Billet invité.
Questionné à propos de la distribution directe de liquidités par la BCE (le fameux largage par hélicoptère), Mario Draghi a répondu le 10 mars dernier que « c’est une idée intéressante… mais nous ne l’avons pas encore réellement examinée ». Ce disant, il n’a pas manqué de surprendre son monde.
En vérité, la décision d’étendre les achats d’obligations de la BCE aux titres émis par les entreprises non financières est un pas dans cette direction, puisqu’il ne s’agit plus d’acheter des titres émis par les banques après titrisation de leurs créances, mais de procéder à des acquisitions directes d’obligations. Celles-ci interviendront sur le second marché, mais probablement sur le premier marché aussi, c’est à dire à l’émission, car la liquidité de ce marché est faible, les investisseurs gardant généralement les titres jusqu’à l’échéance de leur remboursement.
Or la taille de ce marché est beaucoup plus restreinte que celui des obligations souveraines, estimée entre 400 et 500 milliards d’euros en Europe. Si la BCE devait acheter la totalité ou presque de l’enveloppe qui a été annoncée – 20 milliards d’euros mensuellement – elle deviendrait très vite un acteur prépondérant de celui-ci après être devenu un important acteur sur le marché de la dette souveraine, où elle a fait baisser les taux jusqu’à les rendre négatifs.

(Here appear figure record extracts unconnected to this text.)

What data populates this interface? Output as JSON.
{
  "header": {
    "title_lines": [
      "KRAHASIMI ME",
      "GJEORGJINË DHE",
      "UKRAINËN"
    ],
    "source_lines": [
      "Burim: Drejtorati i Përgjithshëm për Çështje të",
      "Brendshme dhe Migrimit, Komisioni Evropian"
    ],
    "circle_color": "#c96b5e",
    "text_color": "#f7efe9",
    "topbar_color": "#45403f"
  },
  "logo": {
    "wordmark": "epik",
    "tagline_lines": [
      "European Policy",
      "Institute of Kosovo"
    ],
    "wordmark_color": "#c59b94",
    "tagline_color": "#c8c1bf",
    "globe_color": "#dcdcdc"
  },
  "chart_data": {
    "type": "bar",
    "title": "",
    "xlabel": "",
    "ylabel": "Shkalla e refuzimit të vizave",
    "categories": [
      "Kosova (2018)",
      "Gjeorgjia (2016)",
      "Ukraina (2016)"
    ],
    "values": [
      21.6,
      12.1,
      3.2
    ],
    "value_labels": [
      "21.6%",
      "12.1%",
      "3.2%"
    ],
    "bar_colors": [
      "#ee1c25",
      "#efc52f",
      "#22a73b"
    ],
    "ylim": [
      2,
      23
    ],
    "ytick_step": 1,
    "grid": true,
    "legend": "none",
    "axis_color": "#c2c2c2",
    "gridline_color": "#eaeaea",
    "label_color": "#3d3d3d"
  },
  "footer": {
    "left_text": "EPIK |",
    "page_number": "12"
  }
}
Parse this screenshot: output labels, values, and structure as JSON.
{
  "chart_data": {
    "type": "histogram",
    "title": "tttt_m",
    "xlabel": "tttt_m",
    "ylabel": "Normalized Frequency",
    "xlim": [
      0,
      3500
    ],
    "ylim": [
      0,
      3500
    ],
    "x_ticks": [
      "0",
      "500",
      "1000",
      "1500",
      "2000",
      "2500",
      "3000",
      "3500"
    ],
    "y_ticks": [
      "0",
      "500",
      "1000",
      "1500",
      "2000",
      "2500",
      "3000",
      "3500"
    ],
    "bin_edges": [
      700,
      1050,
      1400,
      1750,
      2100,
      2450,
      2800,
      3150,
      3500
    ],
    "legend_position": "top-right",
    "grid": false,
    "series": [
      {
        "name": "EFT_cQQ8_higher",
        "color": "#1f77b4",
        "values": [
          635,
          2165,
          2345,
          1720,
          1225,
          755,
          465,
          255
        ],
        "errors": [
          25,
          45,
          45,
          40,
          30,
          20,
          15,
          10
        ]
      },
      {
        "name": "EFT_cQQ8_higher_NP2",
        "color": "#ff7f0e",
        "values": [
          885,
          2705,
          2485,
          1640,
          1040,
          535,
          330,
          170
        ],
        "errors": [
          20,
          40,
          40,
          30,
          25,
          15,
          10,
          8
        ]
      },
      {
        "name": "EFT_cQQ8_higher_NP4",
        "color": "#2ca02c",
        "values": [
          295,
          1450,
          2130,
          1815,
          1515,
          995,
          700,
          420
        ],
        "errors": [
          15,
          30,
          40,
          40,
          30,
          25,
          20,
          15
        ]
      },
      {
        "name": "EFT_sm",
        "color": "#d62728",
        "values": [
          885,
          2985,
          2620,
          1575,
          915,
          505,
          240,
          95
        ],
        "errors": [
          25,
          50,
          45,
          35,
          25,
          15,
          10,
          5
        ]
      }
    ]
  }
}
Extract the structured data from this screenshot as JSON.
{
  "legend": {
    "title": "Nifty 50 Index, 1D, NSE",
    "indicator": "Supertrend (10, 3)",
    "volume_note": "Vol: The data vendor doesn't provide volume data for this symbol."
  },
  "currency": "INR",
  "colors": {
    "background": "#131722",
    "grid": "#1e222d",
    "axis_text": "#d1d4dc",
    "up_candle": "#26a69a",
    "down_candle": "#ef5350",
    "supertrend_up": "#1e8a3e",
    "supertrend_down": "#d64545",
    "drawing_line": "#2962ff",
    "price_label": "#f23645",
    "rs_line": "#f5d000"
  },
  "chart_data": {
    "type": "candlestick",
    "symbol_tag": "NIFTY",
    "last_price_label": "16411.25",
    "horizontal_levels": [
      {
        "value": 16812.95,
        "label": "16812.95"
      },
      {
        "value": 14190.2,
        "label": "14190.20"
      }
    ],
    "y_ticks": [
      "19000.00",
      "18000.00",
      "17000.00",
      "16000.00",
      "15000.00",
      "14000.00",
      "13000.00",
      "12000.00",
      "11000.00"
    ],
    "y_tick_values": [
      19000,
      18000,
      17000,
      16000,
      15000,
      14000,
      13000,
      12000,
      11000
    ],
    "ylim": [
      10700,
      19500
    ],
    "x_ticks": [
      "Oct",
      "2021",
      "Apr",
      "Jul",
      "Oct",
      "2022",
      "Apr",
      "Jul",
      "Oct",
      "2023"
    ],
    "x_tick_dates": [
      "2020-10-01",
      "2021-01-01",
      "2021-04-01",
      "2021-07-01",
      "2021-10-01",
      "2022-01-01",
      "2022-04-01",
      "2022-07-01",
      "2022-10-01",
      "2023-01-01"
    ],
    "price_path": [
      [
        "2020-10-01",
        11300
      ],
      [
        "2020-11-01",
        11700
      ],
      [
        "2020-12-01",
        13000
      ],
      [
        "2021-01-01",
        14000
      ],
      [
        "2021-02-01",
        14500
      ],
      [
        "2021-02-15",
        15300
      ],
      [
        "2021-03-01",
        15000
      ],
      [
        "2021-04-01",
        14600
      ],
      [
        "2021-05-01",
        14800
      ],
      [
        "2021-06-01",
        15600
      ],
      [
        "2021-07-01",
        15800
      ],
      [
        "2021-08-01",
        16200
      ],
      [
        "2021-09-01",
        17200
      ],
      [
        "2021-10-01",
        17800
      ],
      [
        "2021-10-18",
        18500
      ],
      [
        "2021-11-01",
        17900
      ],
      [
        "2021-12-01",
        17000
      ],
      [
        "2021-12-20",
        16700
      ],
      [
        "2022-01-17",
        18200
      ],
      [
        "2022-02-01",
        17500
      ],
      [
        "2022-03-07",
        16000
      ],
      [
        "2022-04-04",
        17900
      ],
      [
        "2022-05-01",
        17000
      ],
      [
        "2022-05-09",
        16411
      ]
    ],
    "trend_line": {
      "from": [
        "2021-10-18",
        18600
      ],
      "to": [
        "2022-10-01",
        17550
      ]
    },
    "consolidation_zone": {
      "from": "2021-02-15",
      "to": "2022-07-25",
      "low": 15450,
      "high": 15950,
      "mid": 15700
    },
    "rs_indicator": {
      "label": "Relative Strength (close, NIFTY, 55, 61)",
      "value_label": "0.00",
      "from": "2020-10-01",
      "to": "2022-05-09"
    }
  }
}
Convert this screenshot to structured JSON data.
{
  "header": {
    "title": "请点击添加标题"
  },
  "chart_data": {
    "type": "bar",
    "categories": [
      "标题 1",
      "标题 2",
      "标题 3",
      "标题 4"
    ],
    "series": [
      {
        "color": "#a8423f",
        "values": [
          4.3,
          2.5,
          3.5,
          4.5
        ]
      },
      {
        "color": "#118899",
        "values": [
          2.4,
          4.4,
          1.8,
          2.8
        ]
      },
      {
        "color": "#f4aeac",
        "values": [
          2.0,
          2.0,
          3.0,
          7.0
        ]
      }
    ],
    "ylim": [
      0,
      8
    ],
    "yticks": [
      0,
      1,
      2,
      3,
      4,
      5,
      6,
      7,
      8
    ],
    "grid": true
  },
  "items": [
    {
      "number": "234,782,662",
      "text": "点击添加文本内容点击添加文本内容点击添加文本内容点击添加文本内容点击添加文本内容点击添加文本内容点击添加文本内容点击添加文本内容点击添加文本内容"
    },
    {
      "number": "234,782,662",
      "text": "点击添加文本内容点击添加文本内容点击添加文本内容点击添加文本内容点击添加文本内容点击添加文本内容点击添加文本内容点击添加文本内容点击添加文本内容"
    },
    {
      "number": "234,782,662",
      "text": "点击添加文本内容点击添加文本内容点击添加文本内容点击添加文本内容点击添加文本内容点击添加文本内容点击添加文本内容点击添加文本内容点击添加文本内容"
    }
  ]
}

L’intervention de la BCE va avoir deux effets plus ou moins marqués. Elle va faire baisser les taux d’intérêt, ce qui est le but recherché, et également créer deux classes de titres, suivant qu’ils feront ou non l’objet d’achats par la banque centrale. Mais elle n’apportera un soutien qu’aux grandes entreprises ayant un accès au marché obligataire, ce qui n’est pas le cas des PME qui vont continuer à dépendre des banques pour leur financement.
Les conditions dans lesquelles les grandes entreprises se finançaient étaient déjà favorables, conduisant à s’interroger sur les effets réels de cette mesure, dans l’attente d’en connaître le détail qui n’a pas été encore livré. Va-t-elle les inciter à investir, par exemple dans le cadre du plan Juncker – qui avance à pas de tortue et qu’il faut sauver – ou bien à consolider les marges, voire permettre de procéder à des rachats d’action ou à des distributions de bonus ?
Tous les projets qui circulent ont en commun d’agir sur l’investissement mais jamais directement sur la demande, ce tabou que personne n’ose briser au nom de l’indispensable déflation salariale.